Mulheres abrem os discursos
Lula chegou ao palco trajando o já tradicional chapéu Panamá, com camisa social branca de mangas compridas e calça social caqui. Sentou-se na ponta do palco principal, ao lado da primeira-dama Janja da Silva. Além do casal, colocaram-se lado a lado o candidato a vice-presidente, Geraldo Alckmin, sua esposa, Lu Alckmin, e o candidato ao governo de São Paulo, Fernando Haddad, com a mulher, Ana Estela.
Lula assistiu aos dois primeiros discursos depois de tomar seu lugar, e ambos foram de mulheres, num aceno da campanha ao voto feminino, que deve ser um dos focos iniciais da disputa presidencial.
A candidata do PT ao Senado pelo Rio de Janeiro, Benedita da Silva, defendeu a presença de mulheres no Senado como pauta que ultrapassa a “questão da mulher”. “É importante que as mulheres estejam no Senado, não apenas como o tema da mulher, mas o tema do Brasil, da democracia, da liberdade”, disse, antes de fazer o resgate biográfico de Lula como “torneiro mecânico” fundador do PT.
Em seguida, a primeira-dama Janja da Silva discursou dizendo que, antes de se casar com Lula, “já era uma Silva”, e associou o próprio sobrenome à luta coletiva das mulheres brasileiras. “Nunca estamos sozinhas, porque, quando uma mulher avança, ela leva com ela todas as mulheres.”

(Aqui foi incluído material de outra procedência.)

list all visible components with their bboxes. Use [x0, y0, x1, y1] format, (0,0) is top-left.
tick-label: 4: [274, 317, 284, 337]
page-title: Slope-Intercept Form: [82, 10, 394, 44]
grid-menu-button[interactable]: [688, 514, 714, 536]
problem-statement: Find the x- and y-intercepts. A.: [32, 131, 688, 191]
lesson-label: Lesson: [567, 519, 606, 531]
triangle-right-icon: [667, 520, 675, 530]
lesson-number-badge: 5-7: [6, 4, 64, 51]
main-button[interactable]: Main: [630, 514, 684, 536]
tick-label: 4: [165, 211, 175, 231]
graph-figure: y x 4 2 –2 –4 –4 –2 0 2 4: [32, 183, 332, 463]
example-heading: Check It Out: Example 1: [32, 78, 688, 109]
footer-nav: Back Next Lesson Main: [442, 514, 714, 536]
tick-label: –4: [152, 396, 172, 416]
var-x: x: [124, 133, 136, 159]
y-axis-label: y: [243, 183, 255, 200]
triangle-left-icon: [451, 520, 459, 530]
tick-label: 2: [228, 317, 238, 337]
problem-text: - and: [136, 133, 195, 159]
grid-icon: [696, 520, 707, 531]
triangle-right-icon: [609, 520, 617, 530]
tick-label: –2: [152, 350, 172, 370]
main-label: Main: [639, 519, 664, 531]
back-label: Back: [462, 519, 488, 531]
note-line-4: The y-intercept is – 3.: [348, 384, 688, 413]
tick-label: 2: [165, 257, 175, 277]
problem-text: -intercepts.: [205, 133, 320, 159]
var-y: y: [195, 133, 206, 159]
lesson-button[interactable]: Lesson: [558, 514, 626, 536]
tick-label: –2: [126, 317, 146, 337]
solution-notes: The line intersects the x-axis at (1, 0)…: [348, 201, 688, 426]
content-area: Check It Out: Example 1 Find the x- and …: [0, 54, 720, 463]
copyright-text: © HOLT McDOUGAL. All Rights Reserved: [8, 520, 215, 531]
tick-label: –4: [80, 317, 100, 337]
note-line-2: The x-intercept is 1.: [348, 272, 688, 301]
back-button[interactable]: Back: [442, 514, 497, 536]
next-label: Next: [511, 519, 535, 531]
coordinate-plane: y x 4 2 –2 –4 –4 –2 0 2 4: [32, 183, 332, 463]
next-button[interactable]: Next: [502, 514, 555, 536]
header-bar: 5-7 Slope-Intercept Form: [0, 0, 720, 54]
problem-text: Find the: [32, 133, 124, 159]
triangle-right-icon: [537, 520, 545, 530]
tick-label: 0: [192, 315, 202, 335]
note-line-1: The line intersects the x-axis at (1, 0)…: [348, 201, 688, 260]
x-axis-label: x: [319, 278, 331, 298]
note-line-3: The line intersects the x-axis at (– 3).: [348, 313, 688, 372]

Janja fez tributo a Marisa Letícia, primeira esposa de Lula, e às mulheres que sustentaram a militância sindical do marido nas greves do ABC em 1979, dizendo que coube a elas o papel de “alicerce” pouco lembrado da história do PT. Segundo Janja, foi Marisa quem “bordou a primeira bandeira do PT”.
A primeira-dama cobrou um “país com um presidente que cuide das mulheres” e não apenas alguém que “pense só nas mulheres como alguém que cuida”, defendendo políticas de creche, escola em tempo integral e saúde em todas as fases da vida.
“Queremos alguém que siga caminhando e cuidando com as mulheres, para que as mulheres também tenham tempo e oportunidade para se cuidar, para descansar, para se divertir”, disse. Ela fechou o discurso afirmando que as mulheres são “a maioria da população”, “a maioria do eleitorado” e “guardiãs da democracia”, pedindo a reeleição de Lula. Em seguida, convidou o cantor gospel Cléber Lucas para um momento musical no palco.